Mbembe ensina que o necropoder é o exercício da soberania que, mais do que controlar a vida, regula a possibilidade da morte — e da morte como espetáculo. A cena captada pelas câmeras corporais dos PMs não revela apenas uma fraude processual. Ela encena a coreografia da impunidade: “vira, vira, vira”, ordena o policial. O gesto é menos um comando e mais um rito — sinal de que o corpo de Gabriel já estava sentenciado; faltava apenas ajustar o cenário. A arma que aparece, empurrada com o pé, não é prova: é alegoria. É também metonímia da construção do “perigo negro”, um artifício performático do Estado para justificar o inaceitável.

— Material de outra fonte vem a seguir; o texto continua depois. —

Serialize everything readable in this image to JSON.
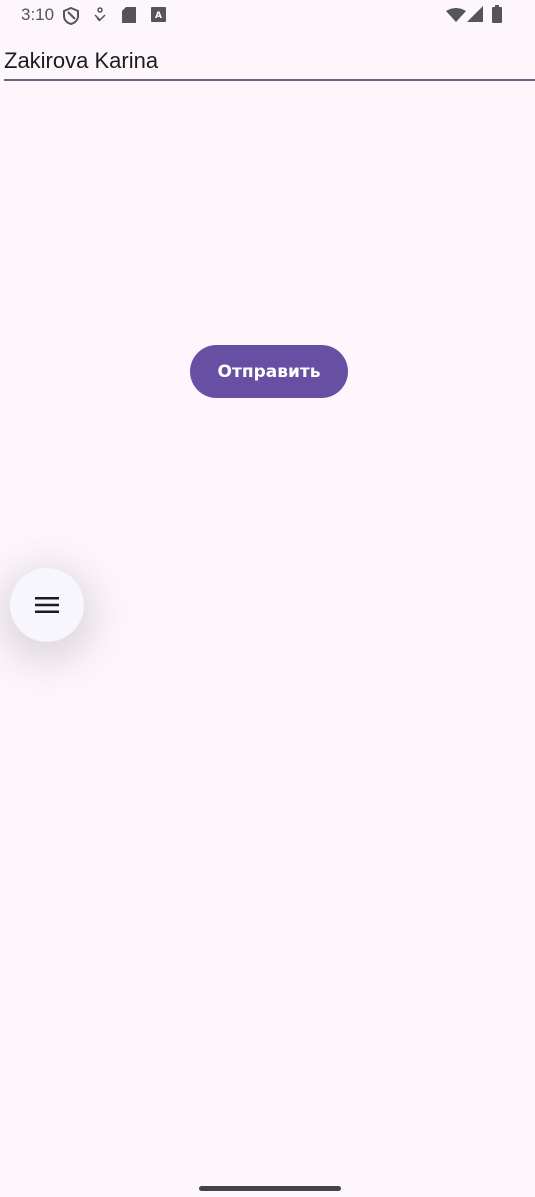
{
  "status_bar": {
    "time": "3:10",
    "left_icons": [
      "shield-icon",
      "download-icon",
      "sd-card-icon",
      "keyboard-a-icon"
    ],
    "right_icons": [
      "wifi-icon",
      "signal-icon",
      "battery-icon"
    ]
  },
  "name_field": {
    "value": "Zakirova Karina"
  },
  "send_button": {
    "label": "Отправить",
    "color": "#6750a4"
  },
  "menu_fab": {
    "icon": "menu-icon"
  }
}
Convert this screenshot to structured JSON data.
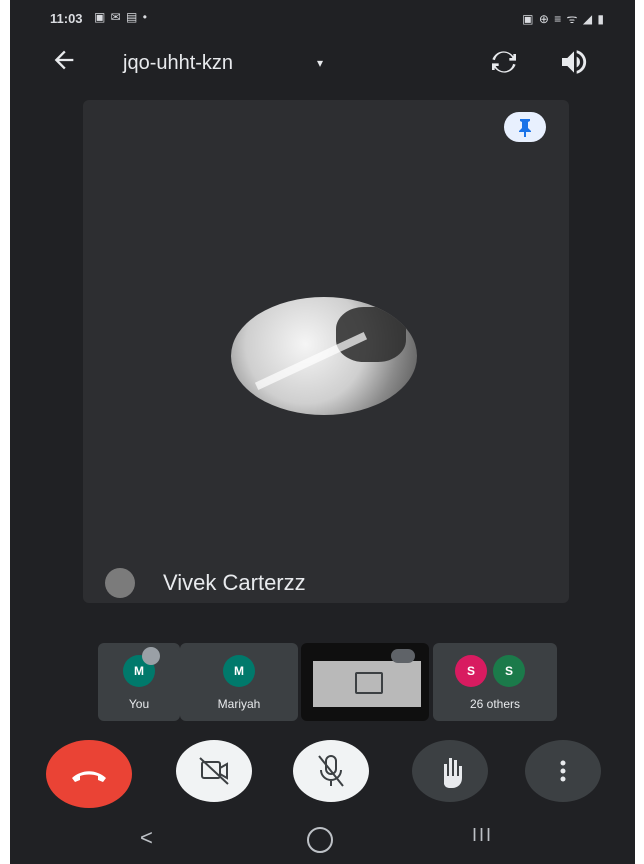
{
  "status_bar": {
    "time": "11:03",
    "notification_icons": [
      "image-icon",
      "mail-icon",
      "message-icon",
      "dot-icon"
    ],
    "system_icons": [
      "nfc-icon",
      "vpn-icon",
      "data-icon",
      "wifi-icon",
      "signal-icon",
      "battery-icon"
    ],
    "notif_text": "▣ ✉ ▤ •",
    "sys_text": "▣ ⊕ ≡ ᯤ ◢ ▮"
  },
  "header": {
    "back_icon": "arrow-back-icon",
    "meeting_code": "jqo-uhht-kzn",
    "dropdown_icon": "▾",
    "switch_camera_icon": "switch-camera-icon",
    "audio_icon": "volume-icon"
  },
  "main_tile": {
    "participant_name": "Vivek Carterzz",
    "pin_icon": "pin-icon"
  },
  "participant_strip": [
    {
      "label": "You",
      "initial": "M"
    },
    {
      "label": "Mariyah",
      "initial": "M"
    },
    {
      "label": "",
      "type": "presentation"
    },
    {
      "label": "26 others",
      "initials": [
        "S",
        "S"
      ]
    }
  ],
  "controls": {
    "end_call": "call-end-icon",
    "camera": "camera-off-icon",
    "microphone": "mic-off-icon",
    "raise_hand": "hand-icon",
    "more": "more-vert-icon"
  },
  "nav_bar": {
    "back_symbol": "<",
    "recents_symbol": "III"
  },
  "colors": {
    "background": "#202124",
    "tile": "#2d2e31",
    "end_call": "#ea4335",
    "avatar_teal": "#00796b",
    "avatar_pink": "#d81b60",
    "avatar_green": "#1b7a4a"
  }
}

Gabriel é símbolo da zona do não ser. Segundo Fanon, retomado por Thula Pires, trata-se do lugar onde habitam os corpos não reconhecidos como plenamente humanos. Os direitos humanos, ao se apoiarem na universalidade abstrata, tornam-se cúmplices da desumanização ao ignorar a especificidade racial da morte precoce. O que se chama de “abordagem policial” é, muitas vezes, a materialização da lógica colonial que naturaliza vigilância, coerção e extermínio da população negra sob o pretexto de preservar a ordem.

A frase “vira, vira, vira pra lá”, tão banal quanto aterrorizante, remete à literatura como ferramenta de revelação do real. A realidade exibida nesse episódio é literária no pior sentido: uma ficção construída para manter invisível a verdade brutal. Ao tensionar essas narrativas, a literatura periférica, negra, indígena e dissidente assume o papel de denúncia e reescrita. Não por acaso, Mbembe aponta que o terror nas ex-colônias assume contornos específicos, em que o medo se torna tecnologia de governo e a “imaginação do castigo” é reciclada para conter revoltas e reafirmar hierarquias raciais.

Usar o direito contra o próprio direito, como propõe Thula Pires, é reconhecer que o aparato legal muitas vezes serve à manutenção da violência, não à sua contenção. Ao denunciar a fraude processual, a Defensoria Pública tenta escancarar um dos muitos mecanismos com que o Estado legitima o extermínio negro. Mas a pergunta permanece: quantos Gabriéis são enterrados antes que a câmera funcione? E quantos agentes do Estado ainda se agacham para “plantar” evidências que sustentem suas narrativas?

Gabriel implorou: “Me ajuda, senhor, por favor”. Essa frase, dita entre o susto e o sangue, não é apenas um pedido de socorro — é uma denúncia histórica. Cada palavra ressoa como testamento de uma juventude negra que resiste a ser apagada. É também uma convocação: que não naturalizemos os dispositivos de morte que operam nas margens da legalidade. Que possamos, como propõe Mbembe, reconstruir o imaginário político a partir da reabilitação da vida — uma vida plena, não apenas sobrevivente. E que, diante do horror reiterado, sejamos capazes de virar, sim — mas o mundo.